On a night out in Dublin recently my partner and I bumped into a friend. We chatted with him and his friends for a while. When we left they were standing outside the front door while one of them smoked a cigarette. We did the goodnight chat thing and then I hugged our friend good night. His friend, admittedly quite drunk, tried to hug me back. There was an awkward half embrace which I ended by saying “I’m sorry, I don’t really hug until at least the third friend-date”. There was nothing he could really say in response to that.
I haven’t been a hugger all my life. In my family we don’t hug much. There have never been many long embraces. I remember when I started college one of my friends had to teach me how to hug. It felt awkward. It felt horribly over-intimate and forced. She became one of the few people I hugged and I still have warm memories of her telling me that I was a lovely hugger once you actually got me to give one.
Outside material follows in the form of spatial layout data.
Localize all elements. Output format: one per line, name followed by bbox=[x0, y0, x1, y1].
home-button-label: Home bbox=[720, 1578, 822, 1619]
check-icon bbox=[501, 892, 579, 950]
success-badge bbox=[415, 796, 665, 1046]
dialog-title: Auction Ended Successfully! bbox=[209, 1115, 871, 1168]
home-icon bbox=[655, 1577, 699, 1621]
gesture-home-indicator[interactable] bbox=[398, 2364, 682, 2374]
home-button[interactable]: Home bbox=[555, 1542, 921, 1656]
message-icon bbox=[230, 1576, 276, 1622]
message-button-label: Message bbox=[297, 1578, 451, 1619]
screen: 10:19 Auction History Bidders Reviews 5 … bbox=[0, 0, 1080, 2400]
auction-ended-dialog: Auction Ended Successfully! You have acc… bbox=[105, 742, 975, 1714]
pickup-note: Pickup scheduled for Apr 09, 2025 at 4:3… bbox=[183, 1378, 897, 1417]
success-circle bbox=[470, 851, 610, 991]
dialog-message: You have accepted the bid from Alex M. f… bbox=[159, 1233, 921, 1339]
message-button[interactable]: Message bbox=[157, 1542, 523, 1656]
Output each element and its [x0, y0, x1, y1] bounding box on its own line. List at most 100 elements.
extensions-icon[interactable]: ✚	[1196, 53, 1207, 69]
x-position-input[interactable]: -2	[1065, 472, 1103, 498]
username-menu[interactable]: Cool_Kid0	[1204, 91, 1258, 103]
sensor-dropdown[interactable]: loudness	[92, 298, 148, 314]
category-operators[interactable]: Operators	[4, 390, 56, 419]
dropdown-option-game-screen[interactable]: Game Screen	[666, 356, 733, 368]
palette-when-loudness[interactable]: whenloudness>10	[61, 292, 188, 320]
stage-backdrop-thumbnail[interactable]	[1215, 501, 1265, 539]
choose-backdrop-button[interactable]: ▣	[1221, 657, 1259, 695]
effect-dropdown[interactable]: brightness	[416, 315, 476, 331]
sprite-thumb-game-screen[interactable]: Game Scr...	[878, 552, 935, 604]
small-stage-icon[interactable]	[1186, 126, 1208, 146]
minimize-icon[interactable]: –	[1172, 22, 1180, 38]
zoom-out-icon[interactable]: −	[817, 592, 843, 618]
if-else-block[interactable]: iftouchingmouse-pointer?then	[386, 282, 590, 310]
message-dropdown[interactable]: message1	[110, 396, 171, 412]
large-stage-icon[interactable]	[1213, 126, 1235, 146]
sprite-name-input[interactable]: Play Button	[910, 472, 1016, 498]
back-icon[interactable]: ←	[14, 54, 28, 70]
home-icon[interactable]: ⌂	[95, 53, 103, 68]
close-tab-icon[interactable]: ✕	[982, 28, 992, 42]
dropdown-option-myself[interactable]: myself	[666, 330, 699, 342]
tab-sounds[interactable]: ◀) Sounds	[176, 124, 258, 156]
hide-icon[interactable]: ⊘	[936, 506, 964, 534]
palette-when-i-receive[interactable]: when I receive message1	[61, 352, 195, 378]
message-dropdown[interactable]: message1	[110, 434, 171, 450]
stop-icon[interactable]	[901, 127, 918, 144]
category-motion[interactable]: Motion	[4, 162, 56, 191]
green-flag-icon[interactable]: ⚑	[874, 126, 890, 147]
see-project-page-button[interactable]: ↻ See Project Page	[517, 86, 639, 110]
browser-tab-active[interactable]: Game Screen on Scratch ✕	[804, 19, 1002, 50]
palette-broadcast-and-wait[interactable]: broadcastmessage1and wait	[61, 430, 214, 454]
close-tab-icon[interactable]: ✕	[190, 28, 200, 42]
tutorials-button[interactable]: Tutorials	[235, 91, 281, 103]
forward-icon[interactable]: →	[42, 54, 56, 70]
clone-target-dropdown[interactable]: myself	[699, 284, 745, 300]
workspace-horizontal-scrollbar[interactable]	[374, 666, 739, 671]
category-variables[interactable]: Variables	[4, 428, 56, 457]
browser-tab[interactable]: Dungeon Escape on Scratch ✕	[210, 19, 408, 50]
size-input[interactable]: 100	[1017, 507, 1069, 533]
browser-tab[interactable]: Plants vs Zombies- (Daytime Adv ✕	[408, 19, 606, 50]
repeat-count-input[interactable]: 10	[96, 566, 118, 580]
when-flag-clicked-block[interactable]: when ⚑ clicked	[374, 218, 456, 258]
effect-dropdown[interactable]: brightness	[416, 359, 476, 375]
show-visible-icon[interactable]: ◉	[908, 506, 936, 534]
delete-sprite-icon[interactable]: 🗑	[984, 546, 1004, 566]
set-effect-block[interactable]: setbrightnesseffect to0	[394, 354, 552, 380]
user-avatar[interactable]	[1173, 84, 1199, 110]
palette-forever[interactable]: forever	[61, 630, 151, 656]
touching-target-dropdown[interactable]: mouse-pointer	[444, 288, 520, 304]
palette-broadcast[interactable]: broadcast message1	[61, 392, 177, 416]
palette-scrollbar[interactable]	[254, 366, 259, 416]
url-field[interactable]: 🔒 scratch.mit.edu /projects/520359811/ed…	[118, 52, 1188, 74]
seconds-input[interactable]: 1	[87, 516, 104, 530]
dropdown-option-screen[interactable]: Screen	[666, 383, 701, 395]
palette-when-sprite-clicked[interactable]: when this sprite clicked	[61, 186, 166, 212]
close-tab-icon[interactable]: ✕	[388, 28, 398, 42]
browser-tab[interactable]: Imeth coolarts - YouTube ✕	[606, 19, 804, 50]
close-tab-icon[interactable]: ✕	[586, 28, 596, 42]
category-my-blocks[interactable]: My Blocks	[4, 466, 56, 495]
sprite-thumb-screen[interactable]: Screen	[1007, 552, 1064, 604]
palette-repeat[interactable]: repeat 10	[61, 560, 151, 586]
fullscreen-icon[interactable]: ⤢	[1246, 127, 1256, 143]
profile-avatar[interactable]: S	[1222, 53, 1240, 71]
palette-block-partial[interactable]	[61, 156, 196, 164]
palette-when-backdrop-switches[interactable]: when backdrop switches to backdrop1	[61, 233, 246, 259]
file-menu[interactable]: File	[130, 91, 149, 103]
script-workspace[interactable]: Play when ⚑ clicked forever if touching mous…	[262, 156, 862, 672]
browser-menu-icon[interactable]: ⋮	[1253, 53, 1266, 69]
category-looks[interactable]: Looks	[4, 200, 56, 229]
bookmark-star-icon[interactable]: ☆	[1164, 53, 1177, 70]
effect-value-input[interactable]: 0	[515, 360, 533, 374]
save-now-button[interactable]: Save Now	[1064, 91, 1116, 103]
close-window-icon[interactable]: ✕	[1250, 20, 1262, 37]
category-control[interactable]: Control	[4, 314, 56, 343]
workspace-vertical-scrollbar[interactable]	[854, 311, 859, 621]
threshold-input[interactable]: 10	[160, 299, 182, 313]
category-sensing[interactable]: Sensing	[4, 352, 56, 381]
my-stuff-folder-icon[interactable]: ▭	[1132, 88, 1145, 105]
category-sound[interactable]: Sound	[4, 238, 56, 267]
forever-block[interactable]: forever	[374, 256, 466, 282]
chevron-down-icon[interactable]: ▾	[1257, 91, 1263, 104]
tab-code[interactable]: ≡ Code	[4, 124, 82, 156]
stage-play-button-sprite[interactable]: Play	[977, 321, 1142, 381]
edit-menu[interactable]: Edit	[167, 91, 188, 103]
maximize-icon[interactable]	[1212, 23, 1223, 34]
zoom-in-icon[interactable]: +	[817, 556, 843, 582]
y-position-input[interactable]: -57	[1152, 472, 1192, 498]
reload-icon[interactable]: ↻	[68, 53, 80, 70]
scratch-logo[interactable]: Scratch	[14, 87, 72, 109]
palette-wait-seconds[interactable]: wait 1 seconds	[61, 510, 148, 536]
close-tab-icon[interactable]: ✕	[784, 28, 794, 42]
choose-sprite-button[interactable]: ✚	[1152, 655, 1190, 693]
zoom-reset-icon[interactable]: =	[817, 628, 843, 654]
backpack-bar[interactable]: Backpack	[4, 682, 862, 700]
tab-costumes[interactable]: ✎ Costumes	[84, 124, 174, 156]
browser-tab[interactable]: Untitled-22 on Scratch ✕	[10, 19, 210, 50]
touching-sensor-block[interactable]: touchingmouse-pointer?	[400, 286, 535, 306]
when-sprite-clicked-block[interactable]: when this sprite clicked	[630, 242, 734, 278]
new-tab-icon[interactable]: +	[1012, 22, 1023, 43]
Then when I moved to Scotland to do a course I was surrounded by folk who loved to hug. And I became the non-hugger again. It was too much. Too forced. A year later I discovered 5rhythms and I discovered hugs that came from within me. I met people through my body and I met them through theirs. Words were put aside. There was only the dance and the hugs. When I met a friend in the dance, there was a hug to connect and then a smile and we let go and moved back into our own dance.
If I hug you, I mean it. A handshake is still my normal means of greeting. I hug old friends. I hug some new friends very quickly if it feels right. I hug the people I share ritual with. I hug my niece and my sister. My brother and I sometimes sorta hug. I have been to a few Quaker meetings and after the meeting everyone shakes hands. I like that.
Hugs are wonderful. Hugs are special. Hugs aren’t for everyone.